While he is primarily known for his work on TV and film, Glaser's artwork has been shown in multiple galleries in both the U.S. and the U.K., and he has sold "over 1,700 of his artistic offerings" globally, according to his website.
Fans of his art can follow his artwork on his Instagram, where he often posts his latest works. Glaser has also written a few books, including "Chrystallia, And The Source Of Light" and "The Edge of Whimsy," which features some of his original poetry and artwork.
Glaser brought his career full circle when he played Tevye in a U.K. touring production of "Fiddler on the Roof" in 2013.
"You have an opportunity when you take on something as magical as ‘Fiddler on the Roof’ to really bring something to life that shines," Glaser told Express & Star in October 2013.
"You watch it and go, ‘Oh my gosh, that’s why this has been a classic for over 50 years.
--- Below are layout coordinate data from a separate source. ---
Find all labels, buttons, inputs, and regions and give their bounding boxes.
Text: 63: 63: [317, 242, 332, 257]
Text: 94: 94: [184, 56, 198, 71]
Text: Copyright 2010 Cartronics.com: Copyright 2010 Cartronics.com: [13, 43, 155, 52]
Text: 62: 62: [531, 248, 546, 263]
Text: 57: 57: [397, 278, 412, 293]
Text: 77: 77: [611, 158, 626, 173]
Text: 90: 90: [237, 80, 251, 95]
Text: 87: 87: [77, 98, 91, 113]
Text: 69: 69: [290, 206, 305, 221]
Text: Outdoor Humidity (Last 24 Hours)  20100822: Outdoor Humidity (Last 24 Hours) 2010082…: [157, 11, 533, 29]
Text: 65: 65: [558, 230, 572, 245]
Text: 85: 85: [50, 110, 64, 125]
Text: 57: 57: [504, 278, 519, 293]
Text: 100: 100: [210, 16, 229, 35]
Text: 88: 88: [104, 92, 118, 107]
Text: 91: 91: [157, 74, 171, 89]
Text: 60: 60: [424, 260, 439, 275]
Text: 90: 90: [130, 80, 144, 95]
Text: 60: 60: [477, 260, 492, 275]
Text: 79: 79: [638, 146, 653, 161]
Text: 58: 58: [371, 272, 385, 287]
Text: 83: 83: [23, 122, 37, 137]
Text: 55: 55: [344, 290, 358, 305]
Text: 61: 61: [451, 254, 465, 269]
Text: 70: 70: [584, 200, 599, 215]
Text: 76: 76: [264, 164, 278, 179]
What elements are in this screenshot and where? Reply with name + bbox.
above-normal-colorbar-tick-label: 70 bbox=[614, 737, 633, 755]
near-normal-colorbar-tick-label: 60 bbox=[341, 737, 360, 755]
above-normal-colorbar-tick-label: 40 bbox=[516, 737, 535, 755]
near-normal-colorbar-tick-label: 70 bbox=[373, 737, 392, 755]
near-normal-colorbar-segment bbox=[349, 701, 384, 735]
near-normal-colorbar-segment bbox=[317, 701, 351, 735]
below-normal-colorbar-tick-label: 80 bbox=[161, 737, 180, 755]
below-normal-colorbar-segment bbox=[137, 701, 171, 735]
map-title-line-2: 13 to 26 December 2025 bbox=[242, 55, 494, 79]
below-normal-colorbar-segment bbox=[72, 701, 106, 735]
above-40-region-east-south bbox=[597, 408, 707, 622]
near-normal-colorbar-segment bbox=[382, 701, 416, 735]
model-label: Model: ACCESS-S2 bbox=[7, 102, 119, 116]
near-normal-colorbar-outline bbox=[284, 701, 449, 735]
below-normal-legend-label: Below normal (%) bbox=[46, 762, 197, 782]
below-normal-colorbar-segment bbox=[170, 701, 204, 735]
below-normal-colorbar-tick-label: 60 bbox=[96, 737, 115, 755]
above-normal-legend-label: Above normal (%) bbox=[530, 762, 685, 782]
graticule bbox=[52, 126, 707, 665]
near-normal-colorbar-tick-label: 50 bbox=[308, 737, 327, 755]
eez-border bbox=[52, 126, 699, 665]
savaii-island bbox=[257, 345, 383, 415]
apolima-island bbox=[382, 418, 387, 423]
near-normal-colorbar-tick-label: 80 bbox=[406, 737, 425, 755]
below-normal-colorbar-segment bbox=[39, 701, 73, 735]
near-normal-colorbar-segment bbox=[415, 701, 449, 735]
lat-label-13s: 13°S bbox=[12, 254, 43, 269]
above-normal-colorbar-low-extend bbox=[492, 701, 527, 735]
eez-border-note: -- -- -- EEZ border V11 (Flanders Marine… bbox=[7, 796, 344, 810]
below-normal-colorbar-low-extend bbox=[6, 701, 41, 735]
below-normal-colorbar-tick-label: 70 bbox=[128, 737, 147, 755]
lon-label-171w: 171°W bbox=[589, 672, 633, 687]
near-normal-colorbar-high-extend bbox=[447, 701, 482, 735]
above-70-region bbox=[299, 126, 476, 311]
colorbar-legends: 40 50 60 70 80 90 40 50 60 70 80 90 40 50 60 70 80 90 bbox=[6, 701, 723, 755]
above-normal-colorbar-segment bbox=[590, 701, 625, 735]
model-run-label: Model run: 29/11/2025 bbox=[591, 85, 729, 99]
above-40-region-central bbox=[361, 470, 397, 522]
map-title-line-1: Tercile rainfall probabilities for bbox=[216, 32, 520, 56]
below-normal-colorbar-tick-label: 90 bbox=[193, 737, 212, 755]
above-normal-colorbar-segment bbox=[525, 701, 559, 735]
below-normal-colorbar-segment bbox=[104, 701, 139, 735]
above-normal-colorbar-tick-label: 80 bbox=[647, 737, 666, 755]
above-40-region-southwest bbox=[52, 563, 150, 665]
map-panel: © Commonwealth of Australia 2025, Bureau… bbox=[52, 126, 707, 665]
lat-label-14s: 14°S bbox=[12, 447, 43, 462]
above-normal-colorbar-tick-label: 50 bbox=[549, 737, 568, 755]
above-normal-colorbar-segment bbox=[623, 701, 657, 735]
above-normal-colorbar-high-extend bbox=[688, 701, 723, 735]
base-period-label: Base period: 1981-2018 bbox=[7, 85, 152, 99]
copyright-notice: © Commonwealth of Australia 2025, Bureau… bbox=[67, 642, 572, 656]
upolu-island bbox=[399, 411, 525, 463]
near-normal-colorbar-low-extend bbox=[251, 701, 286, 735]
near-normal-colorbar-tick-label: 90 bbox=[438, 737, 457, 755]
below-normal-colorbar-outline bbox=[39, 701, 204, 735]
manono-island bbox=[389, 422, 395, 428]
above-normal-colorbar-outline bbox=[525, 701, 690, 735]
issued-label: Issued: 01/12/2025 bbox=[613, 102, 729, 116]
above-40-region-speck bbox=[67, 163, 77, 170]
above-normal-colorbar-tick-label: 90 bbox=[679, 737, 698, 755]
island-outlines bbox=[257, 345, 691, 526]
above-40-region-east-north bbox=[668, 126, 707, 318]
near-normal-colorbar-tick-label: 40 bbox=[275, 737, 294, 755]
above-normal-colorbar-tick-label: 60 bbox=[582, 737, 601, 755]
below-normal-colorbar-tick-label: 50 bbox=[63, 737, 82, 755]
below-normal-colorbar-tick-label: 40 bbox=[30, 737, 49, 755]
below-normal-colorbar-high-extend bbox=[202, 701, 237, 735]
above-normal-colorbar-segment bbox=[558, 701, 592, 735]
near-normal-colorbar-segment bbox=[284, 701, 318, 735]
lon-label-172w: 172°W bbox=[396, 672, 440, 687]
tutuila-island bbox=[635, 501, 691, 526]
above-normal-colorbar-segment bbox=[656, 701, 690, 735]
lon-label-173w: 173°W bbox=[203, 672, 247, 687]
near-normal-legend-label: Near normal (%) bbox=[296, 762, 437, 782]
This is why this has traveled all over the world to many different cultures, to many different religions, everything. I'd say it's an extraordinary production and an extraordinary musical. I think it's one of the best musicals ever written."
The actor was first introduced to the musical when he played Perchik in the 1971 film version. When speaking with the Television Academy, he explained he hadn't seen the play before but initially thought he was too old for the role when he read the script. However, "one thing lead to another," and he got the role.
In 1981, Glaser's wife Elizabeth Glaser contracted HIV when receiving a blood transfusion while giving birth to their daughter Ariel, later finding out she had passed the disease to her daughter via her breast milk, and her son Jake contracted it in utero.
"What became really evident was that science and medicine hadn't made enough inroads into their research and medicines that they had created enough of an illusion that science and medicine had the whole thing under control," he told the Television Academy.
They soon realized the medical world was lacking in terms of treatment for children with HIV, which led to the death of their daughter from AIDS in 1988. Elizabeth then joined forces with her close friends, Susie Zeegen and Susan DeLaurentis, to create a foundation, now known as the Elizabeth Glaser Pediatric AIDS Foundation.
After Elizabeth died from AIDS in 1994, Glaser continued his dedication toward eliminating HIV and AIDs in pediatric patients through research, advocacy and prevention programs. The foundation is now a global nonprofit.